Палмер заметил, что кто-то на цыпочках прошел за спиной оратора, склонился к уху Большого Вика и завел с ним шепотом длинную беседу, подкрепляя свои мысли выразительной жестикуляцией. Палмер слегка наклонился вперед с таким расчетом, чтобы луч прожектора, расположенного у него над головой, не освещал его лицо, и на мгновение закрыл глаза, надеясь, что в эту минуту всеобщее внимание приковано к Фейтлбауму. Он пытался восстановить в памяти список ораторов и мысленно прикидывал, сколько времени потребуется для выступления каждого из них. Пожалуй, речи займут не менее часа. Палмер со вздохом откинулся на спинку кресла и поднял руку с сигаретой так, чтобы заслонить ею свои все еще закрытые глаза.
– …Так озари же немеркнущим светом своим наши труды ныне здесь и в дни грядущие,– продолжал говорить Фейтлбаум,– пусть твоим милосердием и вдохновением проникнутся те деяния, которые нам предстоит совершить. Палмер приоткрыл глаза и обернулся к оратору. При этом он обратил внимание на ярко-желтую шевелюру мужчины, который, склонившись к Калхэйну, нашептывал что-то ему на ухо.

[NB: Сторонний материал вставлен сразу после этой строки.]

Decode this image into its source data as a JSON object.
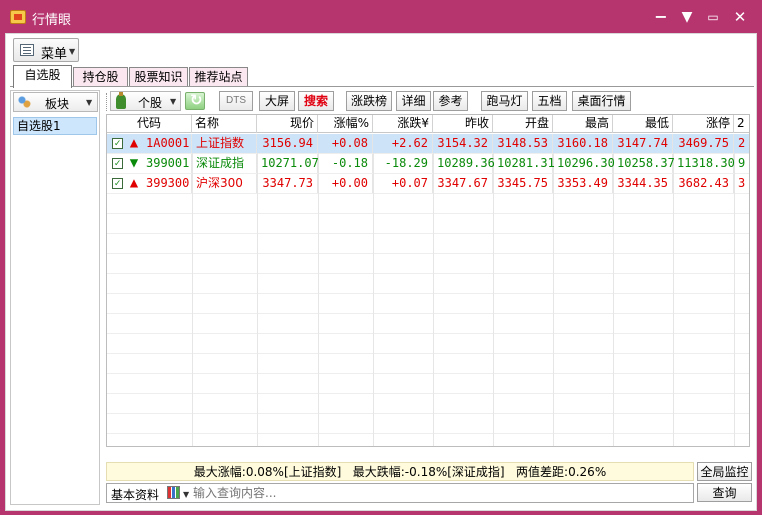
{
  "window": {
    "title": "行情眼"
  },
  "menu": {
    "label": "菜单"
  },
  "tabs": [
    "自选股",
    "持仓股",
    "股票知识",
    "推荐站点"
  ],
  "sector": {
    "label": "板块"
  },
  "watchlist": {
    "items": [
      "自选股1"
    ]
  },
  "toolbar": {
    "stock_type": "个股",
    "buttons": [
      "DTS",
      "大屏",
      "搜索",
      "涨跌榜",
      "详细",
      "参考",
      "跑马灯",
      "五档",
      "桌面行情"
    ]
  },
  "table": {
    "headers": [
      "代码",
      "名称",
      "现价",
      "涨幅%",
      "涨跌¥",
      "昨收",
      "开盘",
      "最高",
      "最低",
      "涨停",
      "2"
    ],
    "rows": [
      {
        "code": "1A0001",
        "name": "上证指数",
        "price": "3156.94",
        "change_pct": "+0.08",
        "change_amt": "+2.62",
        "prev_close": "3154.32",
        "open": "3148.53",
        "high": "3160.18",
        "low": "3147.74",
        "limit_up": "3469.75",
        "extra": "2",
        "trend": "up",
        "color": "#e00000"
      },
      {
        "code": "399001",
        "name": "深证成指",
        "price": "10271.07",
        "change_pct": "-0.18",
        "change_amt": "-18.29",
        "prev_close": "10289.36",
        "open": "10281.31",
        "high": "10296.30",
        "low": "10258.37",
        "limit_up": "11318.30",
        "extra": "9",
        "trend": "down",
        "color": "#0a8a0a"
      },
      {
        "code": "399300",
        "name": "沪深300",
        "price": "3347.73",
        "change_pct": "+0.00",
        "change_amt": "+0.07",
        "prev_close": "3347.67",
        "open": "3345.75",
        "high": "3353.49",
        "low": "3344.35",
        "limit_up": "3682.43",
        "extra": "3",
        "trend": "up",
        "color": "#e00000"
      }
    ]
  },
  "summary": {
    "text": "最大涨幅:0.08%[上证指数]   最大跌幅:-0.18%[深证成指]   两值差距:0.26%"
  },
  "right_buttons": {
    "monitor": "全局监控",
    "query": "查询"
  },
  "bottom": {
    "basic_info": "基本资料",
    "placeholder": "输入查询内容..."
  },
  "icons": [
    "app-icon",
    "menu-icon",
    "sector-icon",
    "bottle-icon",
    "refresh-icon",
    "checkbox-icon",
    "up-arrow-icon",
    "down-arrow-icon",
    "chart-icon"
  ],
  "colors": {
    "title_bar": "#b6356f",
    "up": "#e00000",
    "down": "#0a8a0a",
    "selected_row": "#cce3f8"
  }
}
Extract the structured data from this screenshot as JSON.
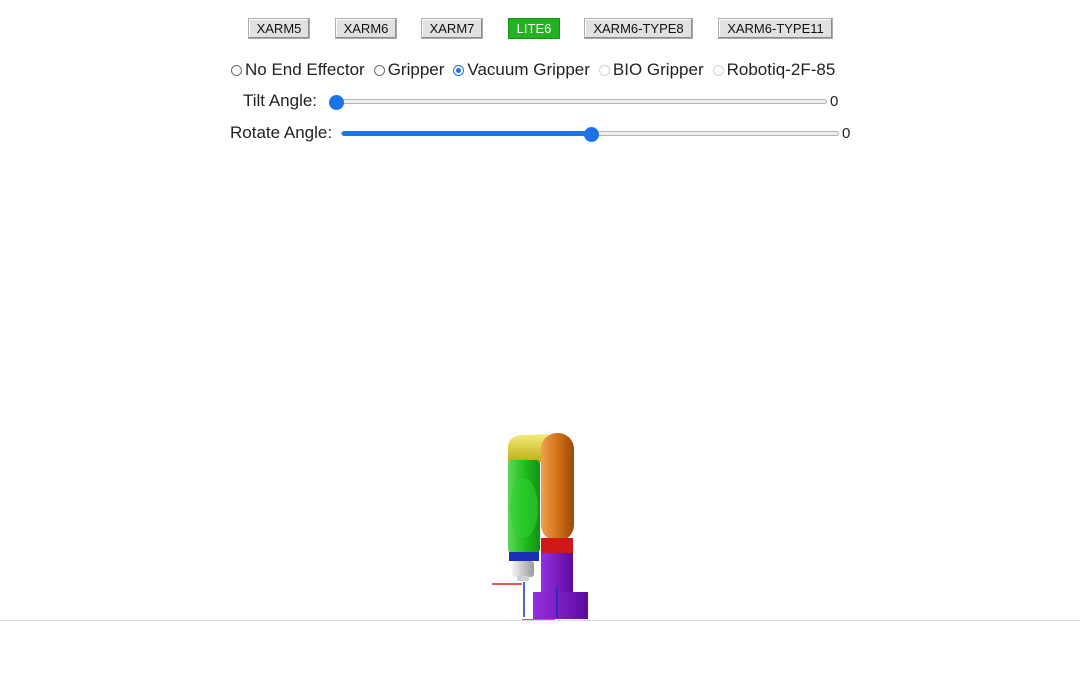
{
  "models": {
    "xarm5": "XARM5",
    "xarm6": "XARM6",
    "xarm7": "XARM7",
    "lite6": "LITE6",
    "type8": "XARM6-TYPE8",
    "type11": "XARM6-TYPE11",
    "selected": "LITE6"
  },
  "end_effectors": {
    "none": "No End Effector",
    "gripper": "Gripper",
    "vacuum": "Vacuum Gripper",
    "bio": "BIO Gripper",
    "robotiq": "Robotiq-2F-85",
    "selected": "Vacuum Gripper",
    "disabled": [
      "BIO Gripper",
      "Robotiq-2F-85"
    ]
  },
  "tilt": {
    "label": "Tilt Angle:",
    "value": "0",
    "fraction": 0.0
  },
  "rotate": {
    "label": "Rotate Angle:",
    "value": "0",
    "fraction": 0.5
  },
  "colors": {
    "selected_button": "#22b222",
    "slider": "#1a73e8",
    "link_yellow": "#d9c92a",
    "link_green": "#2eb82e",
    "link_orange": "#d6761c",
    "link_red": "#d01818",
    "link_purple": "#7a14c2",
    "link_blue": "#1a2fb8"
  }
}
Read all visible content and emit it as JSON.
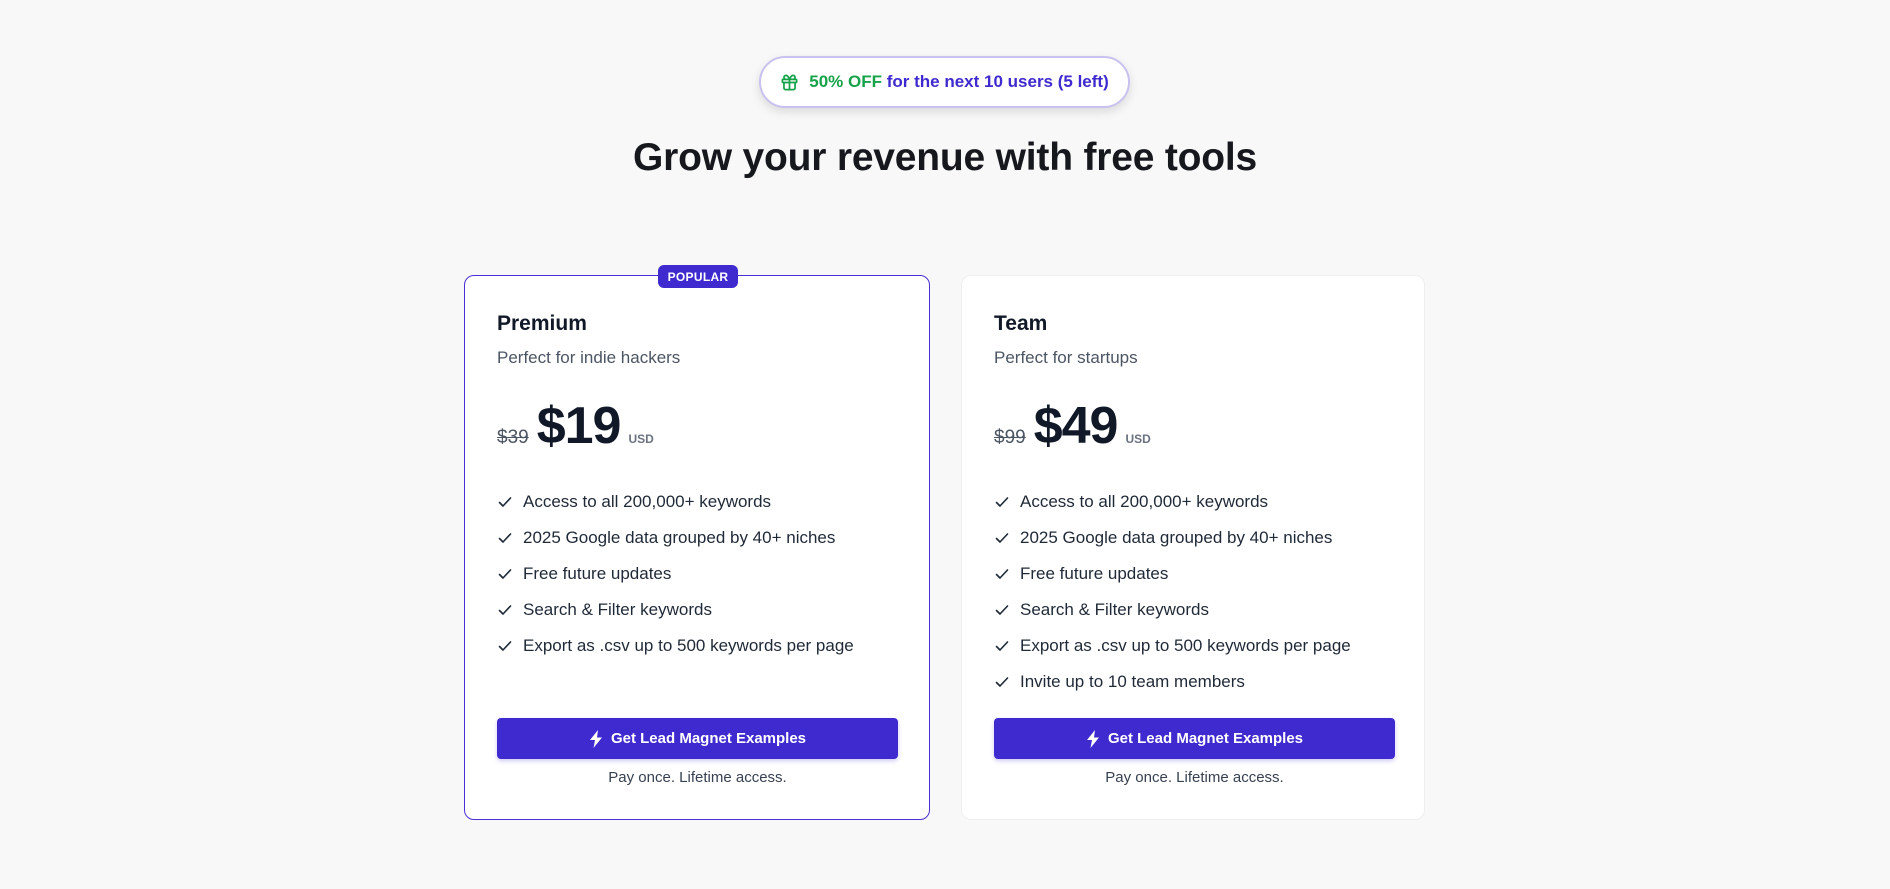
{
  "promo": {
    "highlight": "50% OFF",
    "rest": "for the next 10 users (5 left)",
    "icon": "gift-icon"
  },
  "headline": "Grow your revenue with free tools",
  "colors": {
    "accent": "#3f2ad0",
    "promo_green": "#16a34a",
    "background": "#f8f8f8"
  },
  "plans": [
    {
      "badge": "POPULAR",
      "name": "Premium",
      "description": "Perfect for indie hackers",
      "old_price": "$39",
      "price": "$19",
      "currency": "USD",
      "features": [
        "Access to all 200,000+ keywords",
        "2025 Google data grouped by 40+ niches",
        "Free future updates",
        "Search & Filter keywords",
        "Export as .csv up to 500 keywords per page"
      ],
      "cta_label": "Get Lead Magnet Examples",
      "cta_icon": "lightning-icon",
      "note": "Pay once. Lifetime access."
    },
    {
      "name": "Team",
      "description": "Perfect for startups",
      "old_price": "$99",
      "price": "$49",
      "currency": "USD",
      "features": [
        "Access to all 200,000+ keywords",
        "2025 Google data grouped by 40+ niches",
        "Free future updates",
        "Search & Filter keywords",
        "Export as .csv up to 500 keywords per page",
        "Invite up to 10 team members"
      ],
      "cta_label": "Get Lead Magnet Examples",
      "cta_icon": "lightning-icon",
      "note": "Pay once. Lifetime access."
    }
  ]
}
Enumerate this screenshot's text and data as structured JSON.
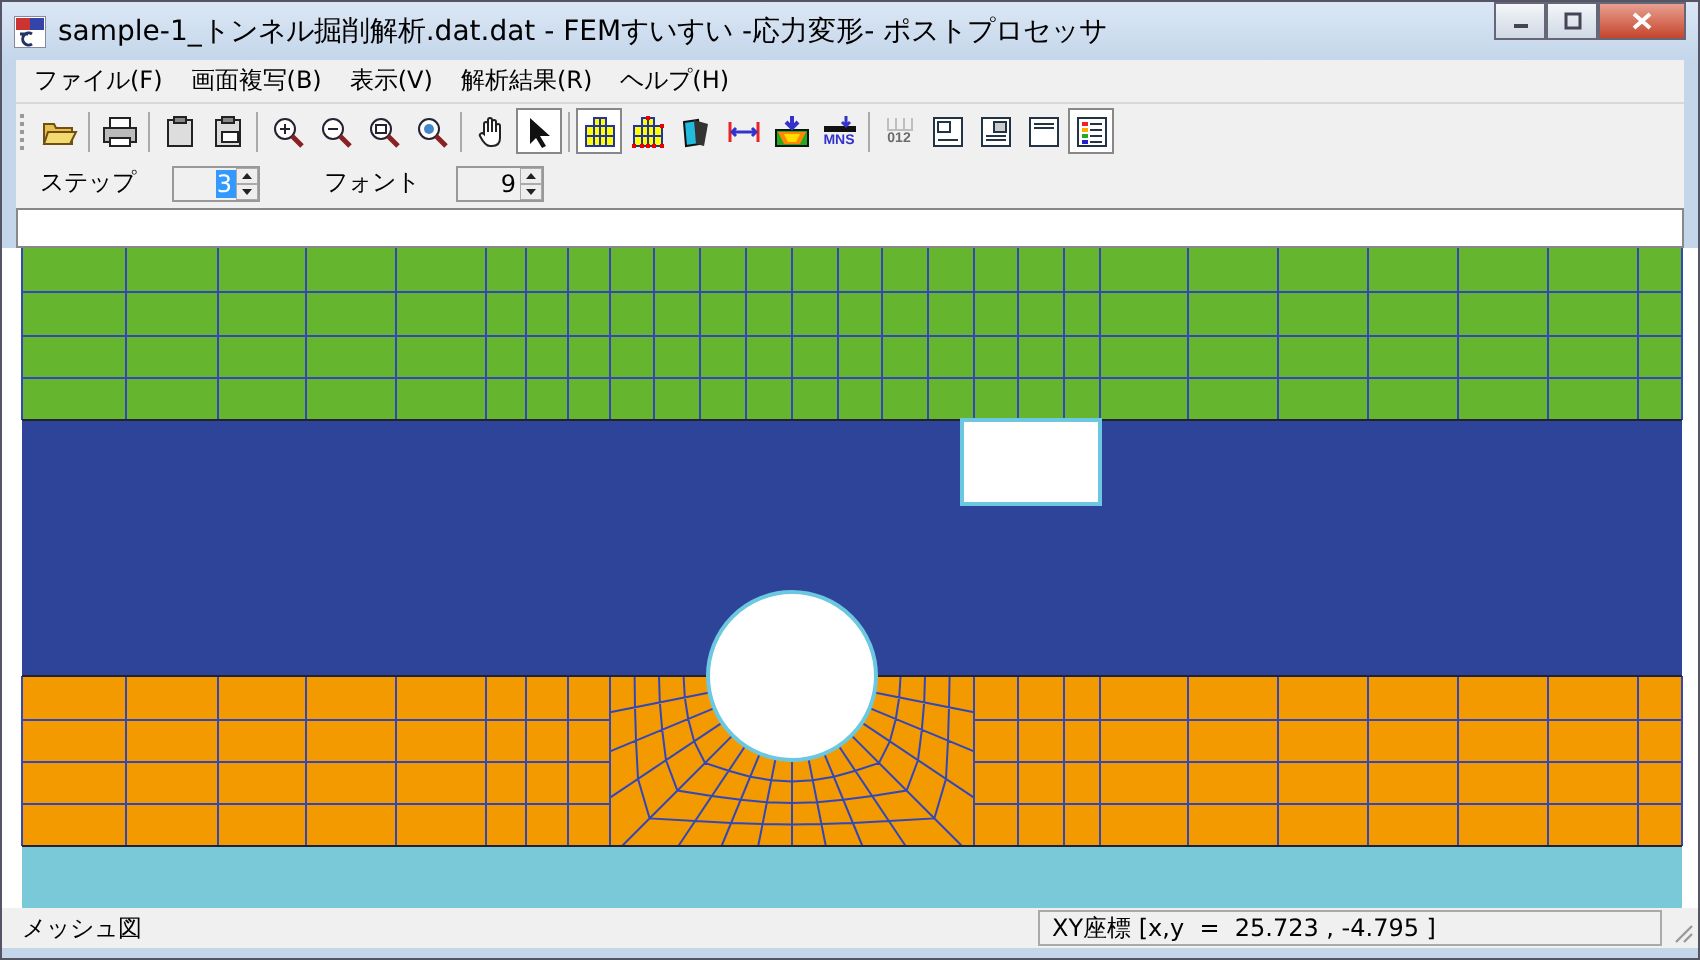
{
  "window": {
    "title": "sample-1_トンネル掘削解析.dat.dat - FEMすいすい -応力変形- ポストプロセッサ"
  },
  "menu": [
    "ファイル(F)",
    "画面複写(B)",
    "表示(V)",
    "解析結果(R)",
    "ヘルプ(H)"
  ],
  "toolbar": [
    [
      {
        "kind": "open",
        "selected": false,
        "disabled": false
      }
    ],
    [
      {
        "kind": "print",
        "selected": false,
        "disabled": false
      }
    ],
    [
      {
        "kind": "copy",
        "selected": false,
        "disabled": false
      },
      {
        "kind": "copy-print",
        "selected": false,
        "disabled": false
      }
    ],
    [
      {
        "kind": "zoom-in",
        "selected": false,
        "disabled": false
      },
      {
        "kind": "zoom-out",
        "selected": false,
        "disabled": false
      },
      {
        "kind": "zoom-box",
        "selected": false,
        "disabled": false
      },
      {
        "kind": "zoom-all",
        "selected": false,
        "disabled": false
      }
    ],
    [
      {
        "kind": "hand",
        "selected": false,
        "disabled": false
      },
      {
        "kind": "pointer",
        "selected": true,
        "disabled": false
      }
    ],
    [
      {
        "kind": "grid",
        "selected": true,
        "disabled": false
      },
      {
        "kind": "grid-nodes",
        "selected": false,
        "disabled": false
      },
      {
        "kind": "layers",
        "selected": false,
        "disabled": false
      },
      {
        "kind": "dimension",
        "selected": false,
        "disabled": false
      },
      {
        "kind": "contour",
        "selected": false,
        "disabled": false
      },
      {
        "kind": "load",
        "selected": false,
        "disabled": false,
        "label": "MNS"
      }
    ],
    [
      {
        "kind": "numbers",
        "selected": false,
        "disabled": true,
        "label": "012"
      },
      {
        "kind": "panel-a",
        "selected": false,
        "disabled": false
      },
      {
        "kind": "panel-b",
        "selected": false,
        "disabled": false
      },
      {
        "kind": "panel-c",
        "selected": false,
        "disabled": false
      },
      {
        "kind": "legend",
        "selected": true,
        "disabled": false
      }
    ]
  ],
  "spinners": [
    {
      "label": "ステップ",
      "value": "3",
      "highlighted": true
    },
    {
      "label": "フォント",
      "value": "9",
      "highlighted": false
    }
  ],
  "status_bar": {
    "left": "メッシュ図",
    "coordinates": "XY座標 [x,y  =  25.723 , -4.795 ]"
  }
}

Только у одного человека могли быть волосы такого оттенка – у Бернса.
– …достойны и справедливы эти наши деяния,– продолжал Фейтлбаум,– так же как достойно и справедливо то, что именно меня, служителя древней религии, сегодня призвали сюда, чтобы выполнить свой долг плечом к плечу с другими во имя столь великого дела.
Черная атласная ермолка на голове раввина плавно колыхалась в такт его речи, то заслоняя, то открывая голову Бернса. Сам Калхэйн невозмутимо хранил молчание. Он сидел неподвижно, уставясь в одну точку, в то время как Бернс извергал буквально потоки слов. При этом, однако, у него так же, как и у Калхэйна, губы почти не шевелились. Палмер спрашивал себя, что такое стряслось, если Бернс даже не мог дождаться, пока раввин закончит свою речь. Однако его вдруг осенило. Слишком хорошо знал он Бернса. В такой ситуации любые мало-мальские свежие сплетни все равно достигли бы цели. Не важно, что говорил Бернс, важен сам факт: он беседует с Большим Виком на глазах у нескольких тысяч зрителей и в столь высокоторжественный момент.